Citi corta projeções da SLC Agrícola com risco de El Niño severo
Banco vê cenário climático e de custos mais pesado para a SLC Agrícola, reduz preço-alvo, aperta projeções e acende alerta para margens na safra 2026/27.
O Citi reduziu o preço-alvo das ações da SLC Agrícola de R$ 19,50 para R$ 15 e manteve recomendação neutra para o papel, citando previsão de El Niño severo e pressão de custos na safra 2026/27.[1] O banco projeta queda de produtividade, aumento de custos por hectare e margens mais apertadas, o que limita o potencial de valorização da companhia no curto prazo.[1]
O que aconteceu
Em relatório divulgado em 11 de junho, o analista Gabriel Barra, do Citi, revisou para baixo as estimativas de receita, Ebitda, lucro e geração de caixa da SLC Agrícola para 2026 e 2027.[1][3] A visão é de cenário operacional mais difícil, combinando clima adverso, insumos caros e menor fôlego para expansão.

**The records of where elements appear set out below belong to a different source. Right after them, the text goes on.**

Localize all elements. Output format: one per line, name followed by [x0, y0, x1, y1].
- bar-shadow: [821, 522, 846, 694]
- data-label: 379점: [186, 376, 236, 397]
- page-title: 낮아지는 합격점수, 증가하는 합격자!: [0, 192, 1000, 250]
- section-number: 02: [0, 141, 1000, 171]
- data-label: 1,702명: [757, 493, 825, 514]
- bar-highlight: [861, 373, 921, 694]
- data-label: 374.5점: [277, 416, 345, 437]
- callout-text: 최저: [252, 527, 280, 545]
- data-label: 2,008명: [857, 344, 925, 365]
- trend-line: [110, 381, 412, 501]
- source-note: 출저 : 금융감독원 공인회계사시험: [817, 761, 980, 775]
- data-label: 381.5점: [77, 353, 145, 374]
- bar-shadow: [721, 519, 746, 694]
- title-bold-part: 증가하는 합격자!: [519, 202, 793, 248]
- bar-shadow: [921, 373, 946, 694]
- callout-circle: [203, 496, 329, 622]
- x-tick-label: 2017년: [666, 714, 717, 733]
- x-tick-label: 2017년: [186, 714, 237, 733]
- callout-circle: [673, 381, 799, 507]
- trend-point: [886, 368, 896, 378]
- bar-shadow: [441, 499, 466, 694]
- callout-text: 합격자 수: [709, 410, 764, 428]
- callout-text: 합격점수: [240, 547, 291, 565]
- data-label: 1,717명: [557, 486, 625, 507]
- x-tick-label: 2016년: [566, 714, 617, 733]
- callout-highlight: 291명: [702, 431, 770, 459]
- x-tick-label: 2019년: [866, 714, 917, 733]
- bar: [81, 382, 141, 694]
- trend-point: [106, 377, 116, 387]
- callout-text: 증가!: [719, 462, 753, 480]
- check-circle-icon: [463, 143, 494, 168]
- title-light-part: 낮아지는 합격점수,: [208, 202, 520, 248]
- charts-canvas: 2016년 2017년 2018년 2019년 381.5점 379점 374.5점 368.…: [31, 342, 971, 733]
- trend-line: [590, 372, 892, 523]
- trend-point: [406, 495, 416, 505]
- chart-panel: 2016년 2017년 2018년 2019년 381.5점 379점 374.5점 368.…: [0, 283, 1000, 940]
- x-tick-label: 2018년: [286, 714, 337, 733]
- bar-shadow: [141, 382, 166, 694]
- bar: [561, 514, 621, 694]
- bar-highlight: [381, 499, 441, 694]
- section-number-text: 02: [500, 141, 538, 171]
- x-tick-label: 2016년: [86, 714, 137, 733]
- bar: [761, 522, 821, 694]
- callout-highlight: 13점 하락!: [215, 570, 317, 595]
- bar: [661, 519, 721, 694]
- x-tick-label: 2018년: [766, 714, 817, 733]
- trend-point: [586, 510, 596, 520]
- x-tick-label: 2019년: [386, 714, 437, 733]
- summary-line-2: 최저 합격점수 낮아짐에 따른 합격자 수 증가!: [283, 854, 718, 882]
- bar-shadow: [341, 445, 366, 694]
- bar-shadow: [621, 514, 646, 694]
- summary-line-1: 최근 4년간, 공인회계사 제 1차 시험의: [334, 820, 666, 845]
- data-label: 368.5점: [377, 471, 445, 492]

O preço-alvo passou de R$ 19,50 para R$ 15, nível próximo à cotação atual, o que justifica a manutenção da recomendação neutra.[1] No pregão, as ações SLCE3 caíam pouco mais de 2% após a divulgação do relatório.[1][4]
O Citi também projeta custos por hectare 5% maiores na próxima safra, somando o efeito do clima à alta de insumos.[1] Para a produtividade, o banco considera impacto negativo de 5% em relação ao ano anterior, com maior risco nas lavouras de soja e algodão, plantadas no auge do El Niño.[1]

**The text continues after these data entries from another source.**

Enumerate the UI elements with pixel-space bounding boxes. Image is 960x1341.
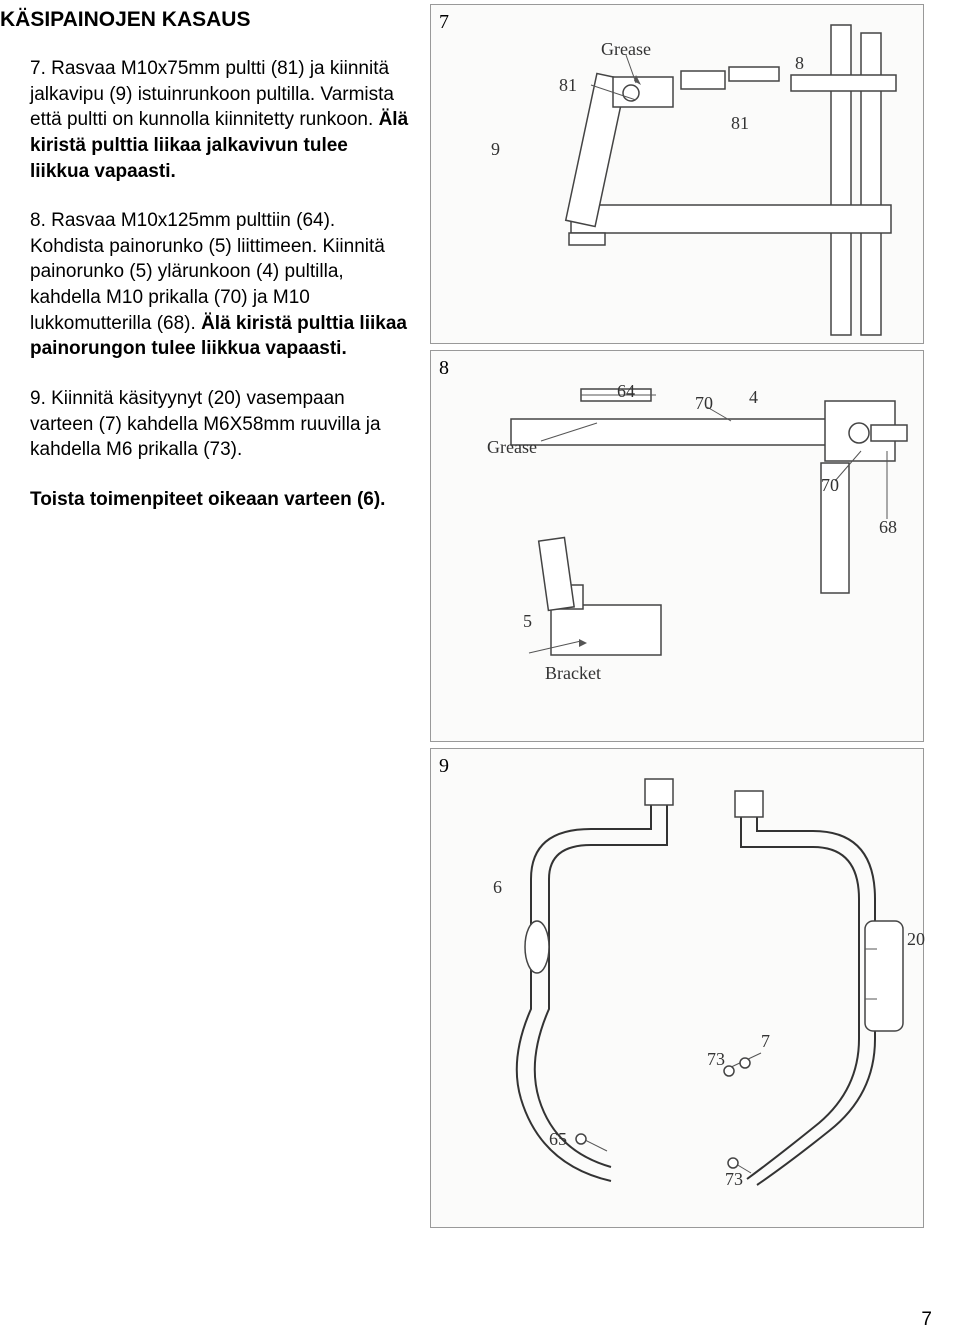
label-73b: 73 [725, 1169, 743, 1190]
diagram-9-number: 9 [439, 755, 449, 778]
label-4: 4 [749, 387, 758, 408]
label-64: 64 [617, 381, 635, 402]
page-number: 7 [921, 1309, 932, 1331]
diagram-9: 9 [430, 748, 924, 1228]
label-bracket: Bracket [545, 663, 601, 684]
diagram-7-svg [431, 5, 925, 345]
paragraph-repeat: Toista toimenpiteet oikeaan varteen (6). [0, 487, 410, 513]
label-7: 7 [761, 1031, 770, 1052]
label-68: 68 [879, 517, 897, 538]
label-73a: 73 [707, 1049, 725, 1070]
paragraph-8: 8. Rasvaa M10x125mm pulttiin (64). Kohdi… [0, 208, 410, 362]
paragraph-9: 9. Kiinnitä käsityynyt (20) vasempaan va… [0, 386, 410, 463]
label-6: 6 [493, 877, 502, 898]
diagram-8-svg [431, 351, 925, 743]
label-20: 20 [907, 929, 925, 950]
label-81b: 81 [731, 113, 749, 134]
diagram-7-number: 7 [439, 11, 449, 34]
label-70a: 70 [695, 393, 713, 414]
label-grease-7: Grease [601, 39, 651, 60]
paragraph-7: 7. Rasvaa M10x75mm pultti (81) ja kiinni… [0, 56, 410, 184]
label-grease-8: Grease [487, 437, 537, 458]
diagram-9-svg [431, 749, 925, 1229]
diagram-8-number: 8 [439, 357, 449, 380]
label-70b: 70 [821, 475, 839, 496]
p7-text: 7. Rasvaa M10x75mm pultti (81) ja kiinni… [30, 58, 394, 130]
diagram-7: 7 [430, 4, 924, 344]
diagram-8: 8 [430, 350, 924, 742]
label-65: 65 [549, 1129, 567, 1150]
label-81a: 81 [559, 75, 577, 96]
label-5: 5 [523, 611, 532, 632]
label-8: 8 [795, 53, 804, 74]
label-9: 9 [491, 139, 500, 160]
main-heading: KÄSIPAINOJEN KASAUS [0, 8, 410, 32]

Por que importa para o agro
A leitura do Citi indica que grandes players de grãos e fibras podem enfrentar pressão simultânea de custos e produtividade na safra 2026/27, se o El Niño vier mais intenso. Isso tende a comprimir margens mesmo em empresas com escala, tecnologia e diversificação de áreas, como a SLC.[1]
Para o produtor, o recado é claro: o mercado financeiro já precifica risco climático e de custos no setor. Isso pode afetar acesso a crédito, apetite de investidores e estratégias de hedge, especialmente em regiões mais sensíveis à variabilidade de chuvas que o fenômeno provoca, como parte do Cerrado e do Matopiba, relevantes na produção de soja e algodão segundo mapeamentos da Conab e da Embrapa.
Dados e contexto
Segundo o relatório do Citi sobre a SLC Agrícola:[1][3]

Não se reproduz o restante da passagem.